Die „Ährenrettung“ des Weizens

Beim Bäcker-Trend-Forum räumt Prof. Dr. Friedrich Longin von der Universität Hochheim mit gängigen Vorurteilen über Weizen und Gluten auf.

Auf der Südback gibt es neben dem Messebetrieb an den Ständen auch ein spannendes Rahmenprogramm mit wissenschaftlichen Vorträgen und Denkanregungen von Experten aus der Backbranche. Beim Bäcker- und beim Konditoren-Trend-Forum treffen geballte Backkompetenz auf wissenschaftliches Know-How. So hat Siegfried Brenneis, der Kapitän der deutschen Bäckernationalmannschaft, sein neues Buch „Gesundheitsbewusst backen“ vorgestellt. Den Superfood-Trend greift Urs Meichtry im Konditoren-Trend-Forum auf. Bernd Kütscher gab in seinem Vortrag „Digitalisierung als Chance für Bäckereien“ Denkanstöße für die digitale Zukunft. 7
„Ährenrettung" für den Weizen
Wissenschaftlich ging es beim leicht provokativ formuliertem Vortrag „Macht Weizen krank?“ von Prof. Dr. Friedrich Longin zu. Der Weizenexperte leitet die Arbeitsgruppe Weizen an der Landessaatzuchtanstalt der Universität Hohenheim. Der Weizen und insbesondere Gluten stehen seit geraumer Zeit stark in der Kritik – glutenfrei liegt im Trend. Verschiedene Bücher behaupten Weizen mache dick, dumm und würde uns sogar mit Opiaten vergiften. Prof. Dr. Longin ist da anderer Meinung. Er präsentiert die neuesten Forschungsergebnisse und setzt sich für die „Ährenrettung des Weizen“ ein – übrigens auch auf dem BÄKO-Workshop in Berlin.
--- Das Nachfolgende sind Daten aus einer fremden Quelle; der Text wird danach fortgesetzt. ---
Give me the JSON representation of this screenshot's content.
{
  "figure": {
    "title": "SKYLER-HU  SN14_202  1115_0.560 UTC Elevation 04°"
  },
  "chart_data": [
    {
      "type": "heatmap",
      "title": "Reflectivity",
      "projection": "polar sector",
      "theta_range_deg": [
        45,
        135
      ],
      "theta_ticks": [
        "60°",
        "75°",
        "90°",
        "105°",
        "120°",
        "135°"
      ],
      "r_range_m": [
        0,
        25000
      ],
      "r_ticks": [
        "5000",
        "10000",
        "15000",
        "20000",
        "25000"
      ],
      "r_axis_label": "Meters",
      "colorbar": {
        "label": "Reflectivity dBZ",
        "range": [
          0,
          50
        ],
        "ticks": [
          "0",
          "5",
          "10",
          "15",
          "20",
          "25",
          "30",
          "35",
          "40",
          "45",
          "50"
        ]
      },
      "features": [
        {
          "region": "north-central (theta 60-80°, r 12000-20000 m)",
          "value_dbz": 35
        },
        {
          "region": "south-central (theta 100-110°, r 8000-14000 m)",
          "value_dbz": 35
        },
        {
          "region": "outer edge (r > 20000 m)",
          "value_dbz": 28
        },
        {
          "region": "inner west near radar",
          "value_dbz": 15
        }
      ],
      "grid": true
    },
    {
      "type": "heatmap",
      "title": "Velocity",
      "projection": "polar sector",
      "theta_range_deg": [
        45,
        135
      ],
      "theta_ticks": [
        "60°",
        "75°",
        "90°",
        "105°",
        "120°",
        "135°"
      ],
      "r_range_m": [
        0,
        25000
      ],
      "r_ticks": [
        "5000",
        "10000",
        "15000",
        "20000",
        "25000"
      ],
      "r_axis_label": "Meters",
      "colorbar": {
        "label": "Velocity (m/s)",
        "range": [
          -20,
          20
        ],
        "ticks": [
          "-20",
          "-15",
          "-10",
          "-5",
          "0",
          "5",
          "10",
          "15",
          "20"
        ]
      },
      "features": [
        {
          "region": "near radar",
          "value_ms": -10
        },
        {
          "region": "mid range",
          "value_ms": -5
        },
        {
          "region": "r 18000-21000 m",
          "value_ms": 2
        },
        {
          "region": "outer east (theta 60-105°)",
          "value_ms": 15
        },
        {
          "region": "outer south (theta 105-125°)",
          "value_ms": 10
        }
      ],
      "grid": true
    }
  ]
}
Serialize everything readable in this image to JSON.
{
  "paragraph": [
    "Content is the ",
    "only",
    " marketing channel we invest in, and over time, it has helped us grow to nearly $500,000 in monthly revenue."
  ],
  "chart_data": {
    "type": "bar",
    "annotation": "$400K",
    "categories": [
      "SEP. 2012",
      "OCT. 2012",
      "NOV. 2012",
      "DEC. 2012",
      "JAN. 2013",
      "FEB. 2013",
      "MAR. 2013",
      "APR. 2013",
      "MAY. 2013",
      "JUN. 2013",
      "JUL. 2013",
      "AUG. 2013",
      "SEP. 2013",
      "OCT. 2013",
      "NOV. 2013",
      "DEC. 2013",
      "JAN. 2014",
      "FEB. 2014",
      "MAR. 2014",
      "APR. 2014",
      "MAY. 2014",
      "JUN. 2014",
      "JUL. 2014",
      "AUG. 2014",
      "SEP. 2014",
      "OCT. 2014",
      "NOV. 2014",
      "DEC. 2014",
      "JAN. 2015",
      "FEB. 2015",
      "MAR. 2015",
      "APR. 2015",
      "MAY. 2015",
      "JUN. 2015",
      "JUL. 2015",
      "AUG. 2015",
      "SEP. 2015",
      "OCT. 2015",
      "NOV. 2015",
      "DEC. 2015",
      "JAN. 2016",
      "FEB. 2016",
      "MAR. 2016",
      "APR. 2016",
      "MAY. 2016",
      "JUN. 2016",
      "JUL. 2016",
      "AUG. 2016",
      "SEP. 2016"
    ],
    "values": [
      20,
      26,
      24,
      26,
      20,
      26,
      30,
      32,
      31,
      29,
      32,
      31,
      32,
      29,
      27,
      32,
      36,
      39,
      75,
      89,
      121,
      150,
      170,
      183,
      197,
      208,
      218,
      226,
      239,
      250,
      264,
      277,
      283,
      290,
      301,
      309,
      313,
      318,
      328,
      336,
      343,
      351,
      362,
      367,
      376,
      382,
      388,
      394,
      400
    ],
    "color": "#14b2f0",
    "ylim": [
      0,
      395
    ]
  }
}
Wissenschaft räumt mit Vorurteilen auf
Gluten ist ein Speicherprotein im Weizen, das in allen Weizenarten vorkommt: Einkorn, Emmer, Dinkel, Durum, Karmut und so weiter. Glutenproteine gibt es auch in anderen Getreidearten wie Roggen (Secaline), der Gerste (Hordeine) oder auch im Hafer (Avenine).
Fakt ist, dass es drei anerkannte Weizenkrankheiten gibt. Die Zöliakie, die Weizenallergie und die wenig erforschte Sensivität. Die Zöliakie greift den Darm an, die Immunreaktion kann Wochen bis Jahre andauern. Betroffen davon sind unter 1% der Bevölkerung. Eine erfolgreiche Therapie kann nur durch eine glutenfreie Ernährung gewährleistet werden. Die Weizenallergie tritt sofort nach dem Essen von Weizen oder beim Sport auf, etwas weniger als 2% sind betroffen. Heilung verspricht eine weizenfreie Ernährung. Die Forschungslage zur Weizensensivität ist noch diffus, die Auslöser können nicht zweifelsfrei bestimmt werden. Auch die Diagnose ist schwer zu stellen, Therapieansätze ebenso schwer zu vermitteln. Die Forschung geht von weniger als 1% Betroffenen aus. Der Anteil der Personen, die sich glutenfrei ernähren wollen, ist aber viel höher. So wollen in Kanada über 30% auf Gluten verzichten, in den USA über 25%, in Australien und den Niederlanden sind es etwa 15%. Zahlen, die nicht mit den wissenschaftlichen Erkenntnissen über Weizenkrankheiten zusammenpassen. Ist der schlechte Ruf des Weizen daran schuld? Gängige Vorurteile über modernen Weizen sind, dass dieser gentechnisch verändert sei, mehr giftiges Gluten und ATI sowie FODMAPs enthalte, Opiate enthalte und schlechter als alte Weizensorten sei.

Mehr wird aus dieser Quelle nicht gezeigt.